When dealing with optimization problems, particularly in geometry, understanding volume calculations is crucial. The volume of a three-dimensional object is simply the measure of the amount of space it occupies. In our problem, we are dealing with an open-top box with a square base. The volume of this box depends on its base area and height.
For a square base with side length \( x \) and height \( y \), the volume \( V \) is calculated as:

• \( V = x^2\cdot y \)

This reflects how the base area \( x^2 \) is multiplied by the height \( y \) to determine the overall space enclosed by the box. By mastering this basic calculation, you set the foundation for solving more complex aspects of the problem.

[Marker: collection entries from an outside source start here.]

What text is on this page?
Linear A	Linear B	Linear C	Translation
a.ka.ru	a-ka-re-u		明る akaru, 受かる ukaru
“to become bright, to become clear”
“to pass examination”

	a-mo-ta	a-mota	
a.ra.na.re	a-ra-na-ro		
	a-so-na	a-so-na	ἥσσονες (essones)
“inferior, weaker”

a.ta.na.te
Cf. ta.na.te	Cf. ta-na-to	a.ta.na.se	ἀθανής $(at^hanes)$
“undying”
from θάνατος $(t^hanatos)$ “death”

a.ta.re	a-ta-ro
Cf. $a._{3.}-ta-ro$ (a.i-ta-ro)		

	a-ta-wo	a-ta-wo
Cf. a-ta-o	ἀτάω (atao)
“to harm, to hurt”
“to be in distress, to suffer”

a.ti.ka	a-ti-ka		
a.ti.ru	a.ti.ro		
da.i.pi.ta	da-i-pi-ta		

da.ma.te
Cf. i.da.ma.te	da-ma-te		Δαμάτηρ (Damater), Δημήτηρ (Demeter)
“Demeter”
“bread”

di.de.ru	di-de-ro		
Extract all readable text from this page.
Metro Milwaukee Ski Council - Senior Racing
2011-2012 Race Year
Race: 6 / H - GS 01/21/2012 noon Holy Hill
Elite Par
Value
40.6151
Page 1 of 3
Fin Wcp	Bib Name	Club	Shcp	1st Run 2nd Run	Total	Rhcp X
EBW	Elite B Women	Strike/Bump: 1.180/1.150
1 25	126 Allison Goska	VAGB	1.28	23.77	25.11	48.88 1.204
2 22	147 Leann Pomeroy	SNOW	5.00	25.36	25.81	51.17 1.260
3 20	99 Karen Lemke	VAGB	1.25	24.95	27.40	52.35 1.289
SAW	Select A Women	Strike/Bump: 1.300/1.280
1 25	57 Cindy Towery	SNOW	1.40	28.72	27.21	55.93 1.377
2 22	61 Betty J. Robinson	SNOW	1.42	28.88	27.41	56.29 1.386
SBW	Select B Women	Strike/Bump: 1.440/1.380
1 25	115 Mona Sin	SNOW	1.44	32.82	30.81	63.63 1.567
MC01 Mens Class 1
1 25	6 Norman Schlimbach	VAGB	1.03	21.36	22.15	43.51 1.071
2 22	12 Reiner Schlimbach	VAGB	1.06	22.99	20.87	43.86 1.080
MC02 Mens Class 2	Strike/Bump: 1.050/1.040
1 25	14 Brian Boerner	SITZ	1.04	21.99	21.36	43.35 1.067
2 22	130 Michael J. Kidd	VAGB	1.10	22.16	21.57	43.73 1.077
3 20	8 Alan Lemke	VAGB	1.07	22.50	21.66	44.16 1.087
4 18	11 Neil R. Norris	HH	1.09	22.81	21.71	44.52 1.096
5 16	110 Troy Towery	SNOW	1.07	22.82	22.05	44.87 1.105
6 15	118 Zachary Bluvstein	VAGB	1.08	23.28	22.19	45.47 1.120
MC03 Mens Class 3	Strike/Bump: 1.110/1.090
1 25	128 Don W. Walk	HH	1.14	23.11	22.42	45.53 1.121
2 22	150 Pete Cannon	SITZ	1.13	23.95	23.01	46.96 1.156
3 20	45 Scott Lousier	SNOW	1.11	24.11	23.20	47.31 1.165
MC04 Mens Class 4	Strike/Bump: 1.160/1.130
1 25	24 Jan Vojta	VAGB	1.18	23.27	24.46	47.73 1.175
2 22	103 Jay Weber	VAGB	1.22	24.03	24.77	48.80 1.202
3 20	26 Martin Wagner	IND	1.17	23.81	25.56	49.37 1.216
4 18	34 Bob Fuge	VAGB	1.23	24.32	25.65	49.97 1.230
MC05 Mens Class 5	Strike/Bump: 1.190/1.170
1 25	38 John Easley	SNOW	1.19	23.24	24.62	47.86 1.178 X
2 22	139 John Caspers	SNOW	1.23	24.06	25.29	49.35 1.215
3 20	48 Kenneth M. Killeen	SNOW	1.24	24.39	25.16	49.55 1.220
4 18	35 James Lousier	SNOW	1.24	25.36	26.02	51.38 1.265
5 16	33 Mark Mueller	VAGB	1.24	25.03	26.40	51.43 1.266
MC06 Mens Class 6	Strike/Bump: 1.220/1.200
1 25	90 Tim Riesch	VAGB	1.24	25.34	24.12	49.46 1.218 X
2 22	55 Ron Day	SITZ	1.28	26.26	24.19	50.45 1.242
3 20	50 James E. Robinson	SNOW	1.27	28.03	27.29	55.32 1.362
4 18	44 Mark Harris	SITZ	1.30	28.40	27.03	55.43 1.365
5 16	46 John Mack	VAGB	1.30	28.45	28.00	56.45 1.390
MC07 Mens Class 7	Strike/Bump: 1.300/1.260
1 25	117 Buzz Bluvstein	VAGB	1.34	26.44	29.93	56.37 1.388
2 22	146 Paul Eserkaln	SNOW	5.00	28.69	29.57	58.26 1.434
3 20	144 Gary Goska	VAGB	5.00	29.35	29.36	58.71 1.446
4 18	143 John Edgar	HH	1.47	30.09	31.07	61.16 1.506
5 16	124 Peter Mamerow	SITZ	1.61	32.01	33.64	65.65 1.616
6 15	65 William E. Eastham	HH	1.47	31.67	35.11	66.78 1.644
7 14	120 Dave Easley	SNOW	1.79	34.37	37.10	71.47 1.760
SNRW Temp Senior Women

In optimization problems, constraint equations provide the conditions that solutions must satisfy. Here, we need to construct the box using a specific amount of material, 120 square centimeters. This means that both the base and the sides of the box must add up to this given material area.
The constraint equation relates the dimensions of the box (\( x \) and \( y \)) to the available material:

• \( x^2 + 4yx = 120 \)

This equation ensures that the sum of the area of the square base \( x^2 \) and the areas of the four vertical sides \( 4yx \) remains 120 square centimeters. It is this balance between the dimensions and the constraint that guides our optimization efforts moving forward.

In calculus, derivatives play a key role in understanding how functions change and in solving optimization problems. Derivatives help us determine the rate of change of a function, which is essential in finding maximum or minimum values.
To optimize the volume of the box, we first derive the expression for volume \( V(x) \) with respect to \( x \):

• \( V(x) = \frac{120x - x^3}{4} \)

By taking the derivative \( V'(x) \), we can find changes in volume relative to changes in \( x \):

• \( V'(x) = \frac{120 - 3x^2}{4} \)

This derivative, set to zero, will help us pinpoint critical points, leading to the optimal solutions.

Critical points are values in the domain of a function where its derivative is zero or undefined. These points are instrumental in finding the maxima or minima of functions, which are central to optimization.
In our example, after deriving the volume function \( V(x) \), we solved \( V'(x) = 0 \) to find the critical points:

• \( 120 - 3x^2 = 0 \)
• Solve to find \( x = \sqrt{40} \)

Since we are dealing with a tangible object, we only consider the positive solution. Once we find \( x \), a second derivative test confirms if this point indeed corresponds to a maximum or minimum. The negative second derivative indicates that \( x = \sqrt{40} \) is a point of maximum volume for the material constraint, ensuring our box is as large as can be built within the given limits of material.